突然,樓裡傳出一聲悲憤的怒吼,莫佑琛從未聽到過如此悲憤,絕望,視死如歸的吼聲,他知道這是嘉措的不甘。
莫佑琛使出全力,一掌推開了寒瀟,腳步莫名的一軟,可還是跌跌撞撞往樓裡跑去。寒瀟哪兒可依,上前緊緊地抓住了他的手。自他跟隨二族長開始,焚瀟每每苦口婆心地勸說他,雖都無濟於事,可二人關係一如從前,焚瀟可以對他笑,對他動怒,可絕不會對他漠然。
但是此刻,寒瀟從腳底升起了寒意,他覺得這次焚瀟不僅僅是生氣,而是對他的失望,他覺得眼前之人他即將徹底失去了。
莫佑琛腦海中沒有了卓堯的身影,方纔那聲絕望的哭喊讓他頭腦發脹,整個人沉重得宛如是千金之軀,他緊握住酷棍,狠狠地往後劈去。
身後的動靜停止了,緊拽住他手的力道也鬆開了,莫佑琛這才反應過來自己做了什麼。
他急忙向後看去,身後的寒瀟離他一丈之遠,方纔那一擊,力道不輕不重,卻也足夠傷人了。
寒瀟沒有受傷,他愣愣地站在後面,似乎怎麼也沒有想到焚瀟真的會對他大打出手。
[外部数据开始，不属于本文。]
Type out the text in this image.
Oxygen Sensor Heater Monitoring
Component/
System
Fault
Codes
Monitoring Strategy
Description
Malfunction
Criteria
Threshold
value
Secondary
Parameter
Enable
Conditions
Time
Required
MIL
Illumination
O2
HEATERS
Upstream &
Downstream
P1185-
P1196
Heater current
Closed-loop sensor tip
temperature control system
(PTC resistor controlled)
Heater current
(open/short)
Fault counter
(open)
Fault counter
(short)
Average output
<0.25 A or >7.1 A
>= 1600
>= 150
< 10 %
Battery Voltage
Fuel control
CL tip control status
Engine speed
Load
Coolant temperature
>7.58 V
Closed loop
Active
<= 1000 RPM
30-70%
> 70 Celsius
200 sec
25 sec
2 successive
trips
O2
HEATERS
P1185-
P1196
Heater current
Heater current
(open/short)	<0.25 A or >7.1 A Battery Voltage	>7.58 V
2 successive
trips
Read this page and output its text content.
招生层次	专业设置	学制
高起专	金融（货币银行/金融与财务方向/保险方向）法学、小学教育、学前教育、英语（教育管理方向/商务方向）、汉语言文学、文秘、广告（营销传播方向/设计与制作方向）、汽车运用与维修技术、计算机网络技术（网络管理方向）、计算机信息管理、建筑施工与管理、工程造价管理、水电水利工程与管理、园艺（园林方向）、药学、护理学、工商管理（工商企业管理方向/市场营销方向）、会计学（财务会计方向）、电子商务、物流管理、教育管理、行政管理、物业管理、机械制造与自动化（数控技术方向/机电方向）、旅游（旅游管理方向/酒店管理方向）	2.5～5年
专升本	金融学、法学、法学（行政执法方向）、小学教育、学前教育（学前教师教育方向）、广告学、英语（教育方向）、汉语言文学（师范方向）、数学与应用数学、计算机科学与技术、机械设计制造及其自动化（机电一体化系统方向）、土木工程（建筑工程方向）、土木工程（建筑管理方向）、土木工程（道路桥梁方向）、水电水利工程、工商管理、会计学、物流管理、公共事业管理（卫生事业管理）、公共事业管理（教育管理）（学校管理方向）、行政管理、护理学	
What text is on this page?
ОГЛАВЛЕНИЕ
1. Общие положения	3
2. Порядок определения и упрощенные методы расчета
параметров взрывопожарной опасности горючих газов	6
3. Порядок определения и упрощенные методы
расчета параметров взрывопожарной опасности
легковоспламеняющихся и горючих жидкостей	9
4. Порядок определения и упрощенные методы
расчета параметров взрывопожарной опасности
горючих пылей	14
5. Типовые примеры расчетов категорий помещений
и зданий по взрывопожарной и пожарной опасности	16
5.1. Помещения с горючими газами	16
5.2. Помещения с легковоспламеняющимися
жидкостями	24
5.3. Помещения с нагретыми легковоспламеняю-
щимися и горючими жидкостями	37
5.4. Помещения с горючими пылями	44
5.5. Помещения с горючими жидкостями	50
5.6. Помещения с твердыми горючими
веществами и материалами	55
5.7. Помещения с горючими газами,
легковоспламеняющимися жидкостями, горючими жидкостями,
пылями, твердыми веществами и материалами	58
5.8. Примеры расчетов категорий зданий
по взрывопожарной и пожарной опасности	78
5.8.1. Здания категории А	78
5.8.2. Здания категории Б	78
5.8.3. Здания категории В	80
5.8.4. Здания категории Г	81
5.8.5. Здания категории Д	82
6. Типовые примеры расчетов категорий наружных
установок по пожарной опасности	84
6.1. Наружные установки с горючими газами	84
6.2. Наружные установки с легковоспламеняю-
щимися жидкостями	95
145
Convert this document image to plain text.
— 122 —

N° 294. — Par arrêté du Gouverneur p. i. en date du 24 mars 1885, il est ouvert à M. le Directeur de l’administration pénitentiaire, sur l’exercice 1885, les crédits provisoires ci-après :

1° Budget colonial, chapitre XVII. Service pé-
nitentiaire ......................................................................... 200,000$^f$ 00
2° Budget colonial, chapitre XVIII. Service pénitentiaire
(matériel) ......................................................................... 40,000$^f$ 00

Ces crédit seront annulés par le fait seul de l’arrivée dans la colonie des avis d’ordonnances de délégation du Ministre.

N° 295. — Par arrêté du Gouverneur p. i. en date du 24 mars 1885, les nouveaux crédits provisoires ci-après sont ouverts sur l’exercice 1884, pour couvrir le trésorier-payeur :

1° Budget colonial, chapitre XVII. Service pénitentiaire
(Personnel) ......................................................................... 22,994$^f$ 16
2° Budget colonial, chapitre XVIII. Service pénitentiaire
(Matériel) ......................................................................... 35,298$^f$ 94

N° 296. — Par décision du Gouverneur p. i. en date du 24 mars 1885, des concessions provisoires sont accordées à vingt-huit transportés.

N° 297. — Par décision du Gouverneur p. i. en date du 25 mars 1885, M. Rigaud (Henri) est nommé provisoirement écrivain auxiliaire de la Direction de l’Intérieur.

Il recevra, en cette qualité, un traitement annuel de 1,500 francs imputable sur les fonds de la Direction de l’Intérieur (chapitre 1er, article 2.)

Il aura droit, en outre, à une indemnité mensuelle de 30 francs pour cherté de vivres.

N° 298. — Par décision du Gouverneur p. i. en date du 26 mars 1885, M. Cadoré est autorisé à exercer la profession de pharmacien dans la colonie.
只聽“咔擦”一聲,臉上金色的面具一分爲二,掉落在了地上,不輕不響的聲音,卻如同一個巨大的鳴鐘狠狠地在莫佑琛心裡敲響了,餘音震驚着他整個身體,他不禁發着抖,抖得無法停止。
面具的後面並不是卓堯的臉。
並不是卓堯那張白淨清秀,勾他魂魄,直呼好看的臉。
那是一張佈滿了疤痕,沒一處好地兒的臉,像是火燒後的疤痕,慘不忍睹,不忍望之,除了那雙細長的眼睛依稀有着卓堯的光彩。
莫佑琛整個人搖晃了下,往後一倒,摔在了地上,卓堯的這一世,寒瀟,到底發生了什麼?